Create DataFrame from sequence:" above).
The same examples can be applied to DataFrame.
-
Schema:
<dataset>.printSchema
: Prints the schema to the console in a nice tree format.
<dataset>.dtypes
: Returns all column names and their data types as an array.
<dataset>.schema
: Returns the schema of this Dataset.
<dataset>.columns
: Returns all column names as an array.
-
Columns:
-
<dataset>.withColumn(columnName, column)
: Returns a new Dataset by adding a column or replacing the existing column that has the same name.
-
<dataset>.withColumnRenamed(existingColumnName, newColumnName)
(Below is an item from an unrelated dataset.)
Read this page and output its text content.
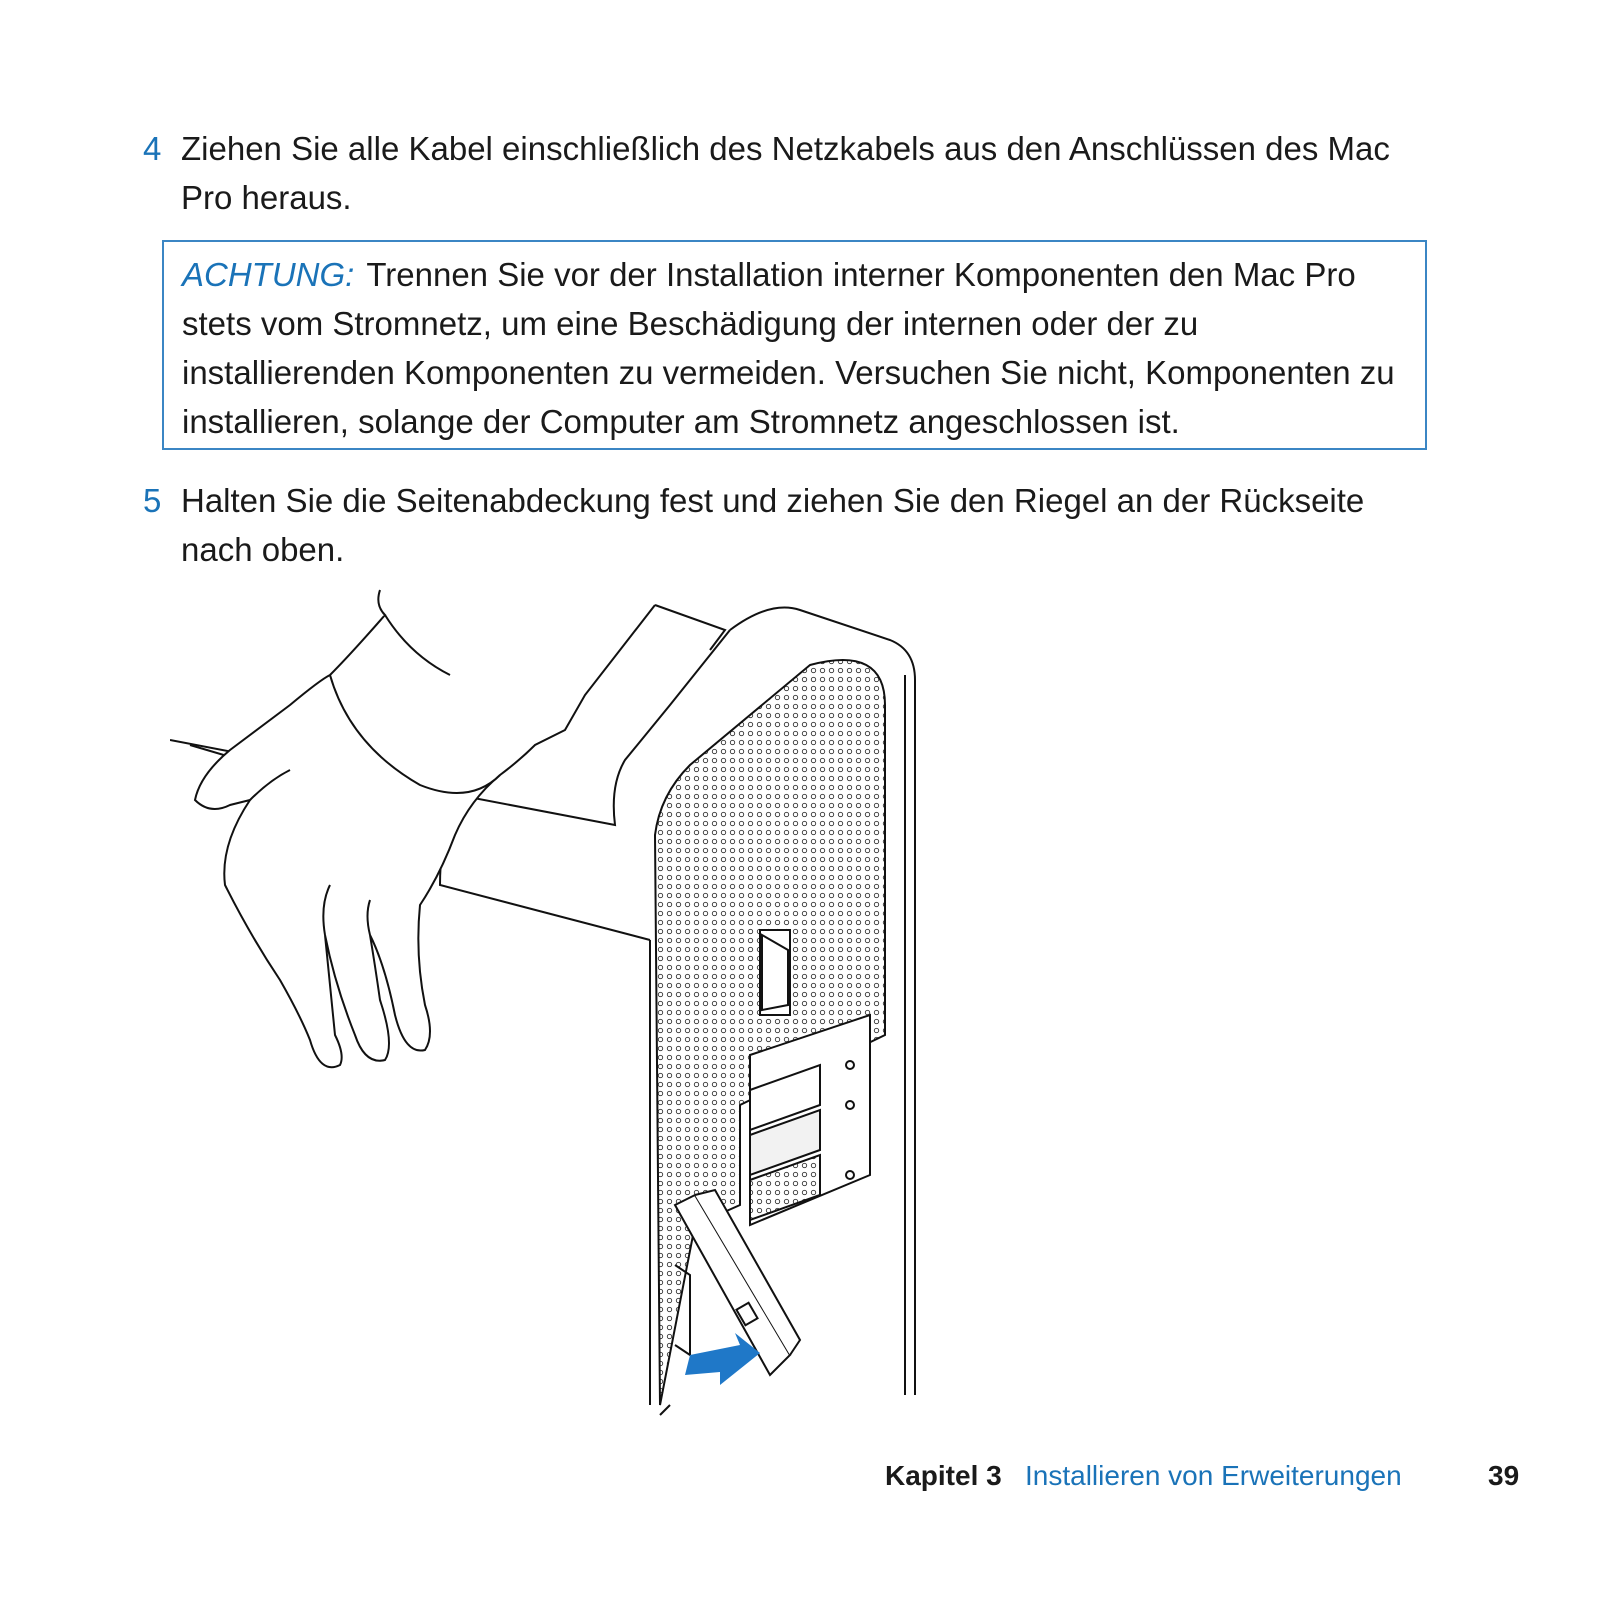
4 Ziehen Sie alle Kabel einschließlich des Netzkabels aus den Anschlüssen des Mac Pro heraus.
ACHTUNG: Trennen Sie vor der Installation interner Komponenten den Mac Pro stets vom Stromnetz, um eine Beschädigung der internen oder der zu installierenden Komponenten zu vermeiden. Versuchen Sie nicht, Komponenten zu installieren, solange der Computer am Stromnetz angeschlossen ist.
5 Halten Sie die Seitenabdeckung fest und ziehen Sie den Riegel an der Rückseite nach oben.
Kapitel 3 Installieren von Erweiterungen	39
: Returns a new Dataset with a column renamed.
-
<dataset>.drop(columnNames)
: Returns a new Dataset with columns dropped.
-
Rows:
<dataset>.count
: Returns the number of rows in the Dataset.
<dataset>.show
: Displays the top 20 rows of Dataset in a tabular form.
<dataset>.head
: Returns the first row.
<dataset>.first
: Returns the first row.
<dataset>.take(n)
: Returns the first n rows in the Dataset.
<dataset>.limit(n)
: Returns a new Dataset by taking the first n rows.
<dataset>.distinct
: Returns a new Dataset that contains only the unique rows from this Dataset.
-
Select:
-
<dataset>.select(columnName, columnNames)
: Selects a set of columns.
-
Filter:
-
<dataset>.filter(condition)
: Filters rows using the given condition.
-
Sort:
-
<dataset>.sort(columns)
: Returns a new Dataset sorted by the given expressions.
-
<dataset>.orderBy(columns)
: Returns a new Dataset sorted by the given expressions.
-
Views:
-
<dataset>.createTempView(viewName)
: Creates a local temporary view using the given name.